Feds Add Charges in LA County Court Email Hack

LOS ANGELES (CN) – A federal grand jury on Friday indicted a 32-year-old Texas man accused of carrying out a five-day, 2 million-email attack on the Los Angeles County Superior Courts computer system in July 2017.

Oriyomi Sadiq Aloba from Houston, Texas was indicted in the hacking attack where he targeted more than 500 employees of the LA County Superior Court, according to the investigators.

According to the indictment Aloba stole usernames and passwords of multiple employees to log into the LA Superior Court servers and send phishing emails to email addresses outside the system. The U.S. Attorney’s Office says Aloba also sent emails to himself to test the security features and make sure he had full access to the account.
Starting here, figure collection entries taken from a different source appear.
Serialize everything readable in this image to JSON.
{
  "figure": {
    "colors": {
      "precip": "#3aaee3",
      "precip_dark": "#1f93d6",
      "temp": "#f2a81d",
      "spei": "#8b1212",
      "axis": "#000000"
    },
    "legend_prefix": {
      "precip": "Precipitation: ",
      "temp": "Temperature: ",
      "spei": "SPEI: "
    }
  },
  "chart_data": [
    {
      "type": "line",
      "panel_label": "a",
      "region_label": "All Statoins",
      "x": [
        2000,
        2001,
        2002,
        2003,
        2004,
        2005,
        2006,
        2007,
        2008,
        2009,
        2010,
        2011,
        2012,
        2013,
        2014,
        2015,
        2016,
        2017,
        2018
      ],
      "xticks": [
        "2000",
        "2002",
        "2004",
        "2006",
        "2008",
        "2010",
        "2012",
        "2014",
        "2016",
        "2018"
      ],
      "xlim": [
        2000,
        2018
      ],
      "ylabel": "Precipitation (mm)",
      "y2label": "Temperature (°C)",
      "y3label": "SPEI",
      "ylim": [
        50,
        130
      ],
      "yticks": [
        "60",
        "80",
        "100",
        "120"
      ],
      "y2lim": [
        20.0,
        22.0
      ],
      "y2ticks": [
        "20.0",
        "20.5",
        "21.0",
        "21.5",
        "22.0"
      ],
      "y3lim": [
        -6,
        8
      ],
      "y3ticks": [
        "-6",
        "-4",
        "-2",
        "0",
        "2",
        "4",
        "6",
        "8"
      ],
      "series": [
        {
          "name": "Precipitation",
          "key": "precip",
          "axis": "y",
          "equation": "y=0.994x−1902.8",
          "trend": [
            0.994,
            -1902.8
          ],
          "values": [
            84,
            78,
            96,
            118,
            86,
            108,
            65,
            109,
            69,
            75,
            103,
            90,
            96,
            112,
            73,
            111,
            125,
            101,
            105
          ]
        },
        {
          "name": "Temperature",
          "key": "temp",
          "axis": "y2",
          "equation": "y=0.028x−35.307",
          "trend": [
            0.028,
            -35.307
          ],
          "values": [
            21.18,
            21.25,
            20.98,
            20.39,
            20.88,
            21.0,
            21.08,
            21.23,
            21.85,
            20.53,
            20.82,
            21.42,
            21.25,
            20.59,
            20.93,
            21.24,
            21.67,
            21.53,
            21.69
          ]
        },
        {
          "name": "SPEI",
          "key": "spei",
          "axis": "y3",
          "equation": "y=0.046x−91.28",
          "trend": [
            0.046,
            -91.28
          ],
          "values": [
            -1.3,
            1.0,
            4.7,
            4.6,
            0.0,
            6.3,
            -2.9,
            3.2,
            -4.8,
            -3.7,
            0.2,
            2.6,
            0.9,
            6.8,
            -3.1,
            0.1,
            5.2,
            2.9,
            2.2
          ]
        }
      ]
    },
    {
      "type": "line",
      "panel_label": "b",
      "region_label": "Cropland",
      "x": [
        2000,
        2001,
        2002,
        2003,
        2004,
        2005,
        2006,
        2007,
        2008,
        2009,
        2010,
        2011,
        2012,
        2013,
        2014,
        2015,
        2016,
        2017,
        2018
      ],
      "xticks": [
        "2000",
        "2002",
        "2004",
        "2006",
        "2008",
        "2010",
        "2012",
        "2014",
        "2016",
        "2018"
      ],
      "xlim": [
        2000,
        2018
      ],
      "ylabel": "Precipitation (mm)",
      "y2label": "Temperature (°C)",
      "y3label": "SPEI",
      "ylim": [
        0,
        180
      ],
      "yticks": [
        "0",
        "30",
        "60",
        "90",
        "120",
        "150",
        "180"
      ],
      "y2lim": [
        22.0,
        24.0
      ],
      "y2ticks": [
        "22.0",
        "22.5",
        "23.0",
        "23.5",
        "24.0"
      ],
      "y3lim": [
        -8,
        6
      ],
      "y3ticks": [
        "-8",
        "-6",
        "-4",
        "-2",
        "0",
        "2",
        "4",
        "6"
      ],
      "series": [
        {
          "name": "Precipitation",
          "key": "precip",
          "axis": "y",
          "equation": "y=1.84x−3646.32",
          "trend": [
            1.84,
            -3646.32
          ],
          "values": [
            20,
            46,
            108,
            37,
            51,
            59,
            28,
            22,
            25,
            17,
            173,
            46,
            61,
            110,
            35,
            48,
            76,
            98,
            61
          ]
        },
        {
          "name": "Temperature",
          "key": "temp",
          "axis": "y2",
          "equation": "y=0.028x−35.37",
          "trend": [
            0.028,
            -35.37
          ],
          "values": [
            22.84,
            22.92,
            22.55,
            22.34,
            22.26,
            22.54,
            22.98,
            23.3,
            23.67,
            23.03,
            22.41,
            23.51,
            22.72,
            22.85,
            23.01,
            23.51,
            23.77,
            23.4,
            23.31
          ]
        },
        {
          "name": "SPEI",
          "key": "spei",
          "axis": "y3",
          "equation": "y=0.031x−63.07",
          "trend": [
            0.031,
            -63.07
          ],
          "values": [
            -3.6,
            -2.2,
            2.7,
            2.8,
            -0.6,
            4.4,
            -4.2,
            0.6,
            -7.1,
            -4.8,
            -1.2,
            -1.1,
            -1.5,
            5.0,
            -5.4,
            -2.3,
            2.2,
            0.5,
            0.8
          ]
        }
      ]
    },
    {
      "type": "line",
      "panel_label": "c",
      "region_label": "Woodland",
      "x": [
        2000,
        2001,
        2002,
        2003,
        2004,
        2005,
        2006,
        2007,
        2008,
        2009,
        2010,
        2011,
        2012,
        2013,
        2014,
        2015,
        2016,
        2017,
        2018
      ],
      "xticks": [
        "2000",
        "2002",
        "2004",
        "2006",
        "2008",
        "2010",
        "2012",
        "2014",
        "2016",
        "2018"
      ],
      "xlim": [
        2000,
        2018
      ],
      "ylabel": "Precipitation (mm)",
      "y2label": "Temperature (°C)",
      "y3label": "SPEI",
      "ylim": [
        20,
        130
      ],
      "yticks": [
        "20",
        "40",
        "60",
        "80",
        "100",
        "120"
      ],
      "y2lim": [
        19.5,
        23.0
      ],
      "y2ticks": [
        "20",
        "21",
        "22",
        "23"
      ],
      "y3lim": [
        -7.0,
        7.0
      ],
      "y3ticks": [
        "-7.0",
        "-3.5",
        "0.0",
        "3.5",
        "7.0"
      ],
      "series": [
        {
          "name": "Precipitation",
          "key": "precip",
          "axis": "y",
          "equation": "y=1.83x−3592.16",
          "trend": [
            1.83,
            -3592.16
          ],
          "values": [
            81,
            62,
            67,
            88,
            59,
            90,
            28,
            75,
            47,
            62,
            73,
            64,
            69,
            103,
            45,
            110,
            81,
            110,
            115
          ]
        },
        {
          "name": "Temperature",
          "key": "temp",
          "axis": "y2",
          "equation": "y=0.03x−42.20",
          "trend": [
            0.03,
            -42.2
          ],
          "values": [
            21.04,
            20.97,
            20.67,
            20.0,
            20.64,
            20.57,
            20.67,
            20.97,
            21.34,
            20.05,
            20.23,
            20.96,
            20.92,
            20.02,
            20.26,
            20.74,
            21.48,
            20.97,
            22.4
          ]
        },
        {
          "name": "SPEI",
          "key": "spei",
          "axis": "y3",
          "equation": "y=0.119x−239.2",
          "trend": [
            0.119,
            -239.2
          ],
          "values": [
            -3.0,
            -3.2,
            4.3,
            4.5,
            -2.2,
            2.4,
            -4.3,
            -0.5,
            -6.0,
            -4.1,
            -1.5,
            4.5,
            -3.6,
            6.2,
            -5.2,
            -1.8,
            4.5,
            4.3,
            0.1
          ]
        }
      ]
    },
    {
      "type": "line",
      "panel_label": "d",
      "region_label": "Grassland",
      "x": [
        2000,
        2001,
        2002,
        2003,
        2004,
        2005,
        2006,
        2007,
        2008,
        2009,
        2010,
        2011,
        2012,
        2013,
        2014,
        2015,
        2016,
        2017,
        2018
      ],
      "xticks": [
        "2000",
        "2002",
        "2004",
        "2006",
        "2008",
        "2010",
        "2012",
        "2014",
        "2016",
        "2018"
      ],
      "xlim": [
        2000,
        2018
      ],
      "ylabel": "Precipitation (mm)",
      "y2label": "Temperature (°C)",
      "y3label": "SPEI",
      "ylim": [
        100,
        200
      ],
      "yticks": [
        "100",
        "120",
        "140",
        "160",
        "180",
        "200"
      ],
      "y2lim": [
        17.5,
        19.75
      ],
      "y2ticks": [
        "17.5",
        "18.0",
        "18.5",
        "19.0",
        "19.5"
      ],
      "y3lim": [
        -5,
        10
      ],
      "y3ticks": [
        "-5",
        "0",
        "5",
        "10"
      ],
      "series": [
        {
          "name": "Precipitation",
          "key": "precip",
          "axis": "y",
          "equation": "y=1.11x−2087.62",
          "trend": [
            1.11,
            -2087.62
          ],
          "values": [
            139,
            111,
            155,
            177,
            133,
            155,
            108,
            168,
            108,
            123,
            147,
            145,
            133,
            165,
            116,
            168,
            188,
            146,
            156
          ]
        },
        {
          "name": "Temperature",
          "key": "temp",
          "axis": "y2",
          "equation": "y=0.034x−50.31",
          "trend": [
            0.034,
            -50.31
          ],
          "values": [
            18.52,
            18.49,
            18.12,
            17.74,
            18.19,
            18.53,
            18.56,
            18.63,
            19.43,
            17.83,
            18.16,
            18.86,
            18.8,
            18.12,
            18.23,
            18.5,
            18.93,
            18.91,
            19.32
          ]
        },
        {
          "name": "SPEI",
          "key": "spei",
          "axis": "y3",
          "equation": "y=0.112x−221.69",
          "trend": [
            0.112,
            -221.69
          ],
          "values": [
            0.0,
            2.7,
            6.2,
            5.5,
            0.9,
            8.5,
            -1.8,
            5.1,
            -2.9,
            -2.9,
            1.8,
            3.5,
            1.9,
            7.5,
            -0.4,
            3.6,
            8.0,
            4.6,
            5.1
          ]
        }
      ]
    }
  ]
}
Prosecutors say Aloba’s phishing emails tricked users into revealing their account credentials by sending them to bogus websites that looked like communication from American Express. The bogus websites asked victims to give their information, including personal and credit card information.

Investigators were able to trace the source code of the bogus website to Aloba’s account. The Justice Department believes Aloba accessed 18 LA Superior Court employee accounts to send out approximately 2 million phishing emails.

Charges against Aloba include unauthorized impairment of a protected computer, unauthorized access to obtain information and aggravated identity theft.

If convicted on all charges, he faces 17 years in federal prison.

In November 2017, authorities arrested Aloba at his home. He was arraigned on state criminal charges in Los Angeles in December.

At the time of Aloba’s arrest, the Los Angeles District Attorney’s Office said Aloba’s phishing scheme cost the court over $100,000.